3. Luxury travel makes a comeback As international and domestic travel begins to return to post-pandemic levels, leisure travellers are looking for luxury and resort properties to spend time with families or partners. Today, people are willing to pay more to stay at a nicer resort or hotel offering curated experiences and exceptional amenities. The luxury travel segment will see a further increase in demand in the coming year, as travelers were holding back on spending until they can travel safely again. Hotel groups are thus further investing in high-demand locations- in our case, we have theRadisson Collection, a collection of iconic properties inspired by the local lifestyle, united by bespoke design and curated experiences in key locations such as Bodrum and Riyadh.  

4. Hotel conversion continues to grow As a result of the COVID-19 pandemic, a stronger sense of community has been developed in the hospitality sector. For the past year, hotel conversions have been an important driver of growth across the globe, with leading hotel groups launching new brands to widen and diversify their offering. Radisson Hotel Group has, for example, launched a new brand, Radisson Individuals, to promote the distinctive character and personality of hotels, while maintaining the high service and quality standard of the group.  
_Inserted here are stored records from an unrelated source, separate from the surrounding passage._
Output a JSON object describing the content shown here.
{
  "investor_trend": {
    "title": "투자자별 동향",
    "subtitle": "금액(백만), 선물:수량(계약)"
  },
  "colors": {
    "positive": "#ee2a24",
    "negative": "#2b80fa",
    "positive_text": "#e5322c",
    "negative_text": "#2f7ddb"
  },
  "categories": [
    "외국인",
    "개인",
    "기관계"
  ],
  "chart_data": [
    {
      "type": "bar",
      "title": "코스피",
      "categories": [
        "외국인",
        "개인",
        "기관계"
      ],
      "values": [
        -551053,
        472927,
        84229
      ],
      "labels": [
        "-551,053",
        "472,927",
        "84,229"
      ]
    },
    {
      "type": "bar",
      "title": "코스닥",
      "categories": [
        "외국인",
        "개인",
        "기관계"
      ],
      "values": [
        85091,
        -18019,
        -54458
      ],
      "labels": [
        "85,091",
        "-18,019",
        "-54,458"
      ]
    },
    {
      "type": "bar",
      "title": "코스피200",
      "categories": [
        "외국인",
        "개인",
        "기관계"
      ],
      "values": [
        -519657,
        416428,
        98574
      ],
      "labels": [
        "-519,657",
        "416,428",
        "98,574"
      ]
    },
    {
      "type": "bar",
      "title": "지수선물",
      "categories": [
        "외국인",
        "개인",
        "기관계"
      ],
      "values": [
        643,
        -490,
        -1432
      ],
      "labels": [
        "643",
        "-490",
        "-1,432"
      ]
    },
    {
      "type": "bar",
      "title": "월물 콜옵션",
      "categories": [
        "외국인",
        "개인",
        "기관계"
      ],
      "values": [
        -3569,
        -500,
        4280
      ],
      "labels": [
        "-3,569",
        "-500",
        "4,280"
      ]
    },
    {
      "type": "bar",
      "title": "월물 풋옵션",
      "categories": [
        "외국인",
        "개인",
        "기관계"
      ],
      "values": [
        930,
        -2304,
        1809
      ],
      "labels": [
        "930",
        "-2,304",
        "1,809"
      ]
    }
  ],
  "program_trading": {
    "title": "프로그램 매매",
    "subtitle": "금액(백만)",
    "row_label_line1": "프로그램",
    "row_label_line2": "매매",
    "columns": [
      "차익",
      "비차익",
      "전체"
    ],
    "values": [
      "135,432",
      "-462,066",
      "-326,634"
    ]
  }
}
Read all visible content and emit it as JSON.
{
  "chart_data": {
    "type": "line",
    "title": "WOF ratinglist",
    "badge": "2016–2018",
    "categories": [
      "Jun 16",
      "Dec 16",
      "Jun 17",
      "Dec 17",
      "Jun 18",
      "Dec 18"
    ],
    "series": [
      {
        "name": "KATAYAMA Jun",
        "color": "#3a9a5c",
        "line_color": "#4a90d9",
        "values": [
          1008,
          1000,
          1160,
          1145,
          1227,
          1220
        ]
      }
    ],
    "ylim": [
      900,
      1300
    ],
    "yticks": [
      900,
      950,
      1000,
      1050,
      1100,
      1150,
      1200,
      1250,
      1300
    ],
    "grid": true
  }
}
5. The rise of sustainable travel The pandemic has accelerated the attention on sustainability and responsible business, as well as the need for the hospitality industry to work together. Sustainable travel has become the future, and leading corporations have been announcing their plans to offset their carbon footprint, in line with global governmental efforts and drive best practices on responsible consumption on a hotel group level. An embodiment of driving sustainable efforts is Radisson, with the hotel group committing to “net zero” by 2050 and decarbonizing its business by setting ambitious emission reduction targets.  

The future of the hospitality sector is looking extremely promising with the GCC becoming a leading hub for international and domestic travel. Governments, corporations, and key stakeholders are uniting to ensure the region continues its steady growth, attracting new markets, and shaping the future of the travel industry.